Aboyhasnoname
Hi
Bunuel Please can you help where I am going wrong....
If a train takes 30 seconds more for 2 kms ..then it means ...it takes 1 min more for 4 kms...means 30 mins more for 120 kms....
So ..travelling at 120km/hr.......time is 1 hour for 120 ...and the slower speed...takes 30 mins more ...means 1.5 hours for 120...so the ratio of time is 2:3....Now the ratio of speed of Faster to slower should be 3:2 ...Faster is 120..Slower should be 80.......
Can you please help where is it it that I am going wrong in his approach?

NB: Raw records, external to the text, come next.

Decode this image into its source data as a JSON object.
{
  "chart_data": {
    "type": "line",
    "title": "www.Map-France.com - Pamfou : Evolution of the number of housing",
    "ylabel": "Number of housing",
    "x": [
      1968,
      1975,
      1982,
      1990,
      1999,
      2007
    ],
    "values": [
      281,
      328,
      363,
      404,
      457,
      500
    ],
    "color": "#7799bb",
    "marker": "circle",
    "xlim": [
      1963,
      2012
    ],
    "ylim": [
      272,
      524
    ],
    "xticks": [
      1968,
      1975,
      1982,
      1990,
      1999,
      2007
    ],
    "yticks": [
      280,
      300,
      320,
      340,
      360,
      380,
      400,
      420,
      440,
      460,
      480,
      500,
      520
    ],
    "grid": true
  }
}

Your method is wrong because you’re applying the scaling incorrectly.
At 120 km/h, the train takes 60 minutes to cover 120 km. The scaling factor from 4 km to 120 km is 30, so both the distance and the time difference scale by 30.
That means the slower train will take 30 * 30 = 900 seconds (15 minutes) more to cover 2 * 30 = 60 km than the faster train does for 120 km. This gives 75 minutes for 60 km, and doubling the distance gives 150 minutes for 120 km.
The ratio of times is 150 to 60, or 5 to 2. Hence, the speed ratio is also 5 to 2, giving the slower train’s speed as 48 km/h.